Há uma diferença na sua preparação para a guerra. A juíza Sandra se recusa a ler jornais para não ter sua saúde afetada. O eco das ruas vem através do que os filhos ouvem nas suas escolas. De fígado de aço, o ministro prefere ler tudo o que sai para poder entender a lógica da turba e agir pedagogicamente sobre a selvageria.

Se você não tem idéia do que significa investir contra a turba, faça um pequeno teste. Pegue no auge um desses temas em torno dos quais se forma a unanimidade e faça alguma ponderação que não seja de adesão total à turba. Você verá a ferocidade estampada nos olhos dos demais. Quanto mais medíocre o linchador, maior a sua ferocidade. Ele não procurará brandir argumentos ou discutir. Ele tem o seu argumento, e que ninguém ouse confrontá-lo. Não acatará o conhecimento técnico nem respeitará a opinião alheia. Sua arma é uma só: todo mundo pensa assim, logo é assim o certo.

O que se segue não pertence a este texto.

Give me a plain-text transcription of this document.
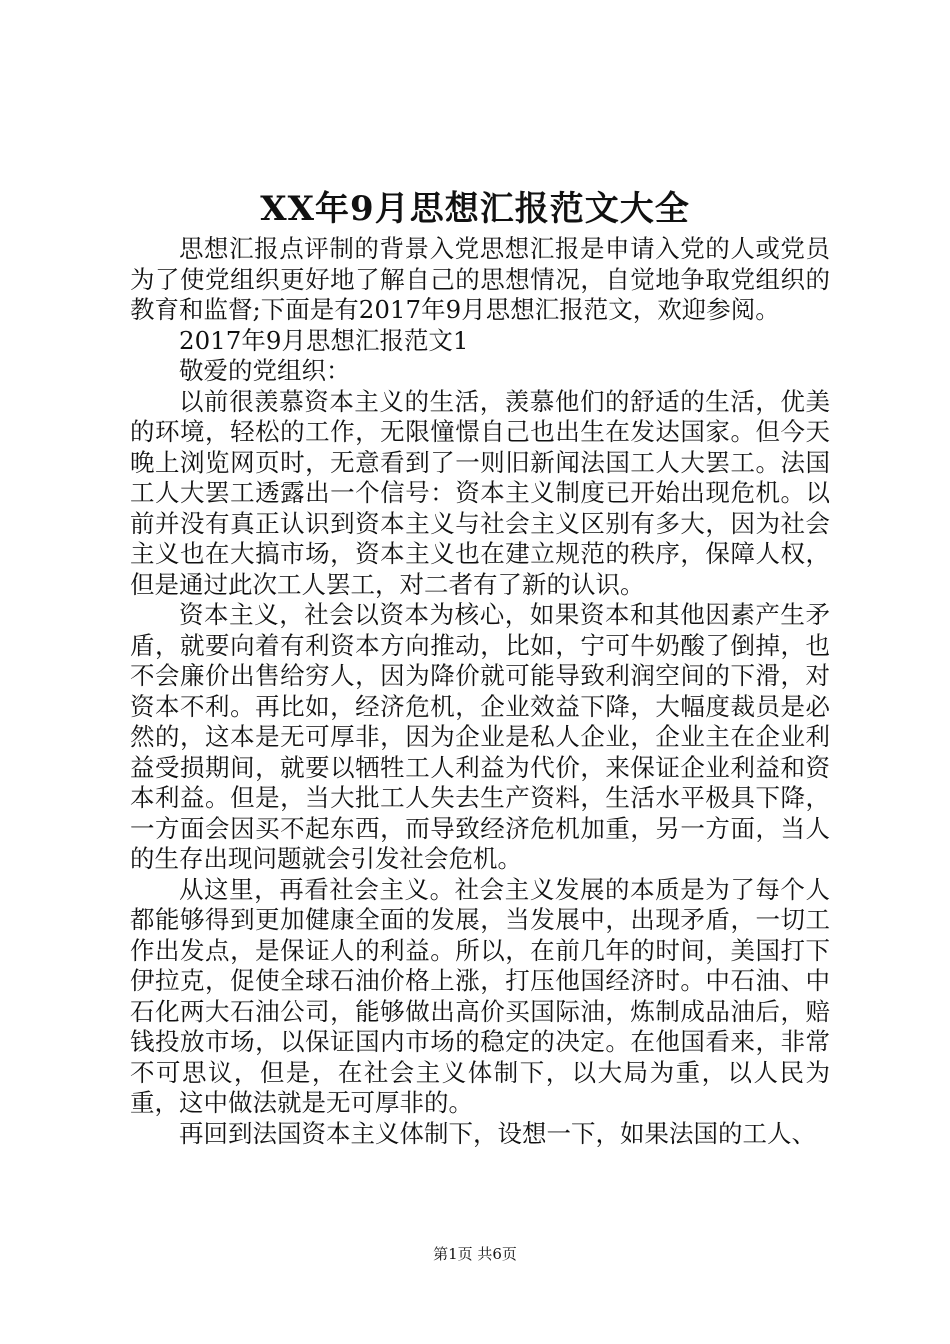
XX年9月思想汇报范文大全

思想汇报点评制的背景入党思想汇报是申请入党的人或党员为了使党组织更好地了解自己的思想情况，自觉地争取党组织的教育和监督;下面是有2017年9月思想汇报范文，欢迎参阅。

2017年9月思想汇报范文1

敬爱的党组织：

以前很羡慕资本主义的生活，羡慕他们的舒适的生活，优美的环境，轻松的工作，无限憧憬自己也出生在发达国家。但今天晚上浏览网页时，无意看到了一则旧新闻法国工人大罢工。法国工人大罢工透露出一个信号：资本主义制度已开始出现危机。以前并没有真正认识到资本主义与社会主义区别有多大，因为社会主义也在大搞市场，资本主义也在建立规范的秩序，保障人权，但是通过此次工人罢工，对二者有了新的认识。

资本主义，社会以资本为核心，如果资本和其他因素产生矛盾，就要向着有利资本方向推动，比如，宁可牛奶酸了倒掉，也不会廉价出售给穷人，因为降价就可能导致利润空间的下滑，对资本不利。再比如，经济危机，企业效益下降，大幅度裁员是必然的，这本是无可厚非，因为企业是私人企业，企业主在企业利益受损期间，就要以牺牲工人利益为代价，来保证企业利益和资本利益。但是，当大批工人失去生产资料，生活水平极具下降，一方面会因买不起东西，而导致经济危机加重，另一方面，当人的生存出现问题就会引发社会危机。

从这里，再看社会主义。社会主义发展的本质是为了每个人都能够得到更加健康全面的发展，当发展中，出现矛盾，一切工作出发点，是保证人的利益。所以，在前几年的时间，美国打下伊拉克，促使全球石油价格上涨，打压他国经济时。中石油、中石化两大石油公司，能够做出高价买国际油，炼制成品油后，赔钱投放市场，以保证国内市场的稳定的决定。在他国看来，非常不可思议，但是，在社会主义体制下，以大局为重，以人民为重，这中做法就是无可厚非的。

再回到法国资本主义体制下，设想一下，如果法国的工人、

第1页 共6页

Escudado na maioria, descarregará suas frustrações pessoais, seus fracassos individuais. Sua sanha, sua sede de sangue se propagará por todos os cantos. A mídia lhe dará atenção porque julga que ele é maioria, não cabe a veículos de massa ir contra a maioria e nem existe uma cultura civilizadora em sua ação.

Para atender a essa sanha, programas populares de TV lincharão o culpado, revistas tidas como de nível o chamarão de “monstro”, jornais ocultarão indícios que possam amenizar a imagem do culpado. É como em um bar, onde o álcool ajuda a criar essa unanimidade macabra. E o país inteiro se unirá em torno dessa catarse, da mesma maneira que as tribos bárbaras em torno dos sacrifícios rituais.

Agora coloque-se no lugar do juiz que terá de dar a sentença. É nesses momentos agudos que sobressai a figura do magistrado Marco Aurélio de Mello, não apenas a do juiz da mais alta corte mas a do mestre, a pessoa com compromisso exclusivo com os ensinamentos e com os princípios.

Muitas vezes Marco Aurélio se precipita, pisa no tomate, especialmente ao se pronunciar sobre temas que não constam dos autos. Se estudasse melhor a história recente do MST não viria com esse argumento de que a ação de invasão da fazenda do presidente da República visou dar voz às demandas legítimas dos sem-terra. Solicita-se que, antes da próxima manifestação sobre o assunto, converse com especialistas ou, melhor que isso, que visite as regiões invadidas.

Mas, quando se insurge contra a humilhação imposta aos membros do MST, é a voz dos direitos individuais que se ergue de forma intrépida. E, quando o secretário-geral da Presidência, Arthur Virgílio, com sua truculência amazônica, rebate que não faz diferença a maneira como os líderes do MST foram detidos, percebe-se que FHC conseguiu, a exemplo de Marco Aurélio, exercer uma profunda ação pedagógica sobre a opinião pública. Mas não conseguiu educar os seus.

Revista Consultor Jurídico, 28 de março de 2002.